Hardy fish, beautiful if you like their constant angry faces. Their habits aside they are the kings of the tank and they wont hesitate to prove it.
Also they grow fairly large so they need space.


----------



## LebronTheBetta (Apr 23, 2012)

Pilot00 said:


> Had three in a 36 gallon tank. Lived more than a decade. They will eat anything smaller than them. I had a school of silver dollars in there and the oscar out grew them. When that happened they had breakfast (literally each morning there was a dollar in the oscars mouth alive with the tail outside the mouth, he was trying to gulp it down) with one dollar each day for 4 days. The fifth survived because it grew larger than their mouths.
> 
> Also they love rock environments and will 'decorate' anything not rooted firmly. I have an old airfix Renaissance battleship cut in half and thrown in the aquarium. One of the buggers grabbed it from the prow and moved it one day here, the next day there and so on. Oh and for some reason they dig and munch the gravel and then spit it. One got fungus probably from that.
> 
> ...


I don't mean to be rude and thank you for the advice but isn't your tank overstocked? I mean, isn't the bare minimum for them to be happy 75 gallons? And you can add more than 1 Oscar in a 100+ gallon tank? I don't plan on tankmates because of their aggressive behaviors. Thanks for the advice, though. Sorry about your Dollars and the Acara's aggressiveness.


----------



## Pilot00 (Jul 24, 2012)

Yep but i was kind of 10 years old at the time, no real experience. When i got them they were about 3 cm each. And after they ate the dollars it was only the two of them along with a cynodis (the third had died from fungus) which they didnt even dare to approach. Into that 10+ years they grew 15cm+ (dont know the inches sorry).

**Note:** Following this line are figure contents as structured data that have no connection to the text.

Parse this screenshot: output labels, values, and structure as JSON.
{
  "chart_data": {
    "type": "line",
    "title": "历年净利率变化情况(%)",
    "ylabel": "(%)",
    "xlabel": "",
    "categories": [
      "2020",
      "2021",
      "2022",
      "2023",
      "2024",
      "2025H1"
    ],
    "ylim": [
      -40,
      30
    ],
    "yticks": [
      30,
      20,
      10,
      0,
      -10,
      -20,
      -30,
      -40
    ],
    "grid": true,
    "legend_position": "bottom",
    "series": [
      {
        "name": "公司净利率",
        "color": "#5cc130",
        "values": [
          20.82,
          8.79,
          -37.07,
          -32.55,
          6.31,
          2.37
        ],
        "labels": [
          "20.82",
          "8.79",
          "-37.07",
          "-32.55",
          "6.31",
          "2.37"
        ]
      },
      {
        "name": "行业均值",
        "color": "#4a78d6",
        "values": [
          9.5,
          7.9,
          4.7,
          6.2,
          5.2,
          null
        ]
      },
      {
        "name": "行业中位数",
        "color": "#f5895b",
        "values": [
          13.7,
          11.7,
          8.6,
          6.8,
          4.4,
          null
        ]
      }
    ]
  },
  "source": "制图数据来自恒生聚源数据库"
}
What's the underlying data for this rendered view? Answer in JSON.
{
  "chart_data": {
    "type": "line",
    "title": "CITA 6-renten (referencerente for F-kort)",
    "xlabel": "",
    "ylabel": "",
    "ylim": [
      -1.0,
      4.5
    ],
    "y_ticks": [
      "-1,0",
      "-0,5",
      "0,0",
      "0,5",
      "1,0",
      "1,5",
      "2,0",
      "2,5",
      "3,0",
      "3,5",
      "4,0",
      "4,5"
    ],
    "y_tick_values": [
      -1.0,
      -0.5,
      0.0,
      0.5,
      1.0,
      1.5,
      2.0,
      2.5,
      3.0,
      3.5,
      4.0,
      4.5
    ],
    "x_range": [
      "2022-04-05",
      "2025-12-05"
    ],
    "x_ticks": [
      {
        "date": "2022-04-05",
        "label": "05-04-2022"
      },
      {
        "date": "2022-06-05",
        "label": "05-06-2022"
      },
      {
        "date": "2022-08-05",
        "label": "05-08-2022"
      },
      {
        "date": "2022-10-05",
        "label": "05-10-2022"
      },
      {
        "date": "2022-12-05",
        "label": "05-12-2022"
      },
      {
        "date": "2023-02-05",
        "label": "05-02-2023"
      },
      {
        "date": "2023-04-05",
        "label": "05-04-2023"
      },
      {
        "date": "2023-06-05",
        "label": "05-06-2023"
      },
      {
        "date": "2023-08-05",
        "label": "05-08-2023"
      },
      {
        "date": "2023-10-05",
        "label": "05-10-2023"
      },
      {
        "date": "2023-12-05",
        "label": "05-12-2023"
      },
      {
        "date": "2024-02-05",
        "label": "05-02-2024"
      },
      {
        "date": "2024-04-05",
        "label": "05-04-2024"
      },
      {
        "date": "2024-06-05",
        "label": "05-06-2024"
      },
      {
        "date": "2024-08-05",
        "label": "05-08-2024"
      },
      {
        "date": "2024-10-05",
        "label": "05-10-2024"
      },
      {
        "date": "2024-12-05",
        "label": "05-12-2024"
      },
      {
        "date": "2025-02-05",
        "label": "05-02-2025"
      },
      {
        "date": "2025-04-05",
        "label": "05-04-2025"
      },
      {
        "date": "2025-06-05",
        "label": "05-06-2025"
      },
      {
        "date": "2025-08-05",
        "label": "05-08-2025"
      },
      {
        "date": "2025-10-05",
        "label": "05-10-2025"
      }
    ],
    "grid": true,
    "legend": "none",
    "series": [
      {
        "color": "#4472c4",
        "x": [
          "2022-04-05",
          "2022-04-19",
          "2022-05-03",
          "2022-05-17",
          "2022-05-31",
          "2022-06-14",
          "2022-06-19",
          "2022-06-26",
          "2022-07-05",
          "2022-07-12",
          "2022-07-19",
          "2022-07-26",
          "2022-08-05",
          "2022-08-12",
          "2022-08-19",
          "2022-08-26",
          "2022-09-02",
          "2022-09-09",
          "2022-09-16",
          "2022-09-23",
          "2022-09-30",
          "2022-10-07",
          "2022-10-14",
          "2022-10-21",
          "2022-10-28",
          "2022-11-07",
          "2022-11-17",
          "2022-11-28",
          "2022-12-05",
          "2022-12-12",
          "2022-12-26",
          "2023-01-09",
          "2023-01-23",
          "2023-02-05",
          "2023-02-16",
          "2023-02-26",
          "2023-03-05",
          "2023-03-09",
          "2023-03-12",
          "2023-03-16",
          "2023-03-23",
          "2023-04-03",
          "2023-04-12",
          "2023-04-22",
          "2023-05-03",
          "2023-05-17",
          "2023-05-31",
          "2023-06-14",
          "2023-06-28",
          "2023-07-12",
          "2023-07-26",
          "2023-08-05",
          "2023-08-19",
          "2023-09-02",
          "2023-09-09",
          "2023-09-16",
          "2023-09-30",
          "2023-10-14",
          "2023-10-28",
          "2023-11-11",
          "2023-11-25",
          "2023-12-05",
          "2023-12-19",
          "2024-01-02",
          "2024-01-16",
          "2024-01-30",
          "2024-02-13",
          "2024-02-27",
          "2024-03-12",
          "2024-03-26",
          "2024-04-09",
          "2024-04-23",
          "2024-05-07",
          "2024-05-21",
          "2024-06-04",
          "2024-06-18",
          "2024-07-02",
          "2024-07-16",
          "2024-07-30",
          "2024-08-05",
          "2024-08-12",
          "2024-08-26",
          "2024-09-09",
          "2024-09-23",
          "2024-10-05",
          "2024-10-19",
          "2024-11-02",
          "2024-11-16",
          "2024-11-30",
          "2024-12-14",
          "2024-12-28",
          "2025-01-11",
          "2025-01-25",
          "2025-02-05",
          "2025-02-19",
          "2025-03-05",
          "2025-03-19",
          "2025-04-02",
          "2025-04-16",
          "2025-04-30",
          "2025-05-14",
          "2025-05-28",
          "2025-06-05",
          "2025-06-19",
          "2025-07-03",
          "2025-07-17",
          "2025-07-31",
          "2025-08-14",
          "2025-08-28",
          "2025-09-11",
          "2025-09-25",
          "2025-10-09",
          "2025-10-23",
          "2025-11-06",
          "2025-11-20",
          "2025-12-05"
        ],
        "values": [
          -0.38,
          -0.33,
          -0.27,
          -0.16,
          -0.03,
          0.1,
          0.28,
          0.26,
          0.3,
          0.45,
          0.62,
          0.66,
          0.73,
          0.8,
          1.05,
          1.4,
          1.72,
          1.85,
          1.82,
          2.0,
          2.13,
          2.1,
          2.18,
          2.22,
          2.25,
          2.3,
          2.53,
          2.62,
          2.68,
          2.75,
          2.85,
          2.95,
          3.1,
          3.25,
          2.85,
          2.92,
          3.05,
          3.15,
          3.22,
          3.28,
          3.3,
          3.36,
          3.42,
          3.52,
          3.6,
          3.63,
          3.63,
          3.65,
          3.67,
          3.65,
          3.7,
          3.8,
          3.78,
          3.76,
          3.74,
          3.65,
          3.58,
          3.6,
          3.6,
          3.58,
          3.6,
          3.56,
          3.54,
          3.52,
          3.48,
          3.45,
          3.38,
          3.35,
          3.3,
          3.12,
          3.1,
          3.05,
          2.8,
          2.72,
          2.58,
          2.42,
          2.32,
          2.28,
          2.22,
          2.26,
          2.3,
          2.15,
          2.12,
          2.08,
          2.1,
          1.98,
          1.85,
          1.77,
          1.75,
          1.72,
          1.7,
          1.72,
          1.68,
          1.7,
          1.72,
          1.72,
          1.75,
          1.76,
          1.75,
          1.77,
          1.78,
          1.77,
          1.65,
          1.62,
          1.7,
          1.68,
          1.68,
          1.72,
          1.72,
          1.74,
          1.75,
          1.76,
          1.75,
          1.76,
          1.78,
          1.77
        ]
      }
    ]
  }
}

EDIT: BTW i am not sure how much a US gallon is. My tank is 160 liters. I say 36 due to a converter.


----------



## LebronTheBetta (Apr 23, 2012)

I'm 11 right now. O_O They grow so fast. ^^ I'm probably going to buy them at a LFS. At least not my Petsmart.


----------



## tpocicat (Aug 8, 2011)

I have two oscars in my 120g tank. They are pink. They know where we keep their food, and any time someone goes near where the food is, they swim quickly to that side of the tank! They are quite smart and very aware of their surroundings.


----------



## Pilot00 (Jul 24, 2012)

Oh a reminder: The old saying: 'Dont bite the hand that feeds you' doesnt apply to them. They are little gluttons... http://www.youtube.com/watch?v=0dgF0BLLJ94

http://www.youtube.com/watch?v=jYcvodtqMec&feature=related

Both happened to me


----------



## LebronTheBetta (Apr 23, 2012)

I wish that was a rule to them... It would be so much easier. They could draw blood. 0.0


----------



## tpocicat (Aug 8, 2011)

That's too true! My tank has two lids, so when the oscars are fed, we open one and wait until they are under it waiting for the food, and put the food quickly in on the other side. Not only do they bite, but they jump!


----------



## LebronTheBetta (Apr 23, 2012)

I need to have a sturdy lid then. O.O


----------



## Crowntailed (Apr 19, 2012)

And yes they can draw blood, they wont take a finger or anything like that but they can make bleed a drop or two. And here is a good oscar forums http://www.oscarfish.com/oscar-forum/viewforum.php/f,1


----------



## LebronTheBetta (Apr 23, 2012)

Thanks Crowntailed! I'll look into that forum!


----------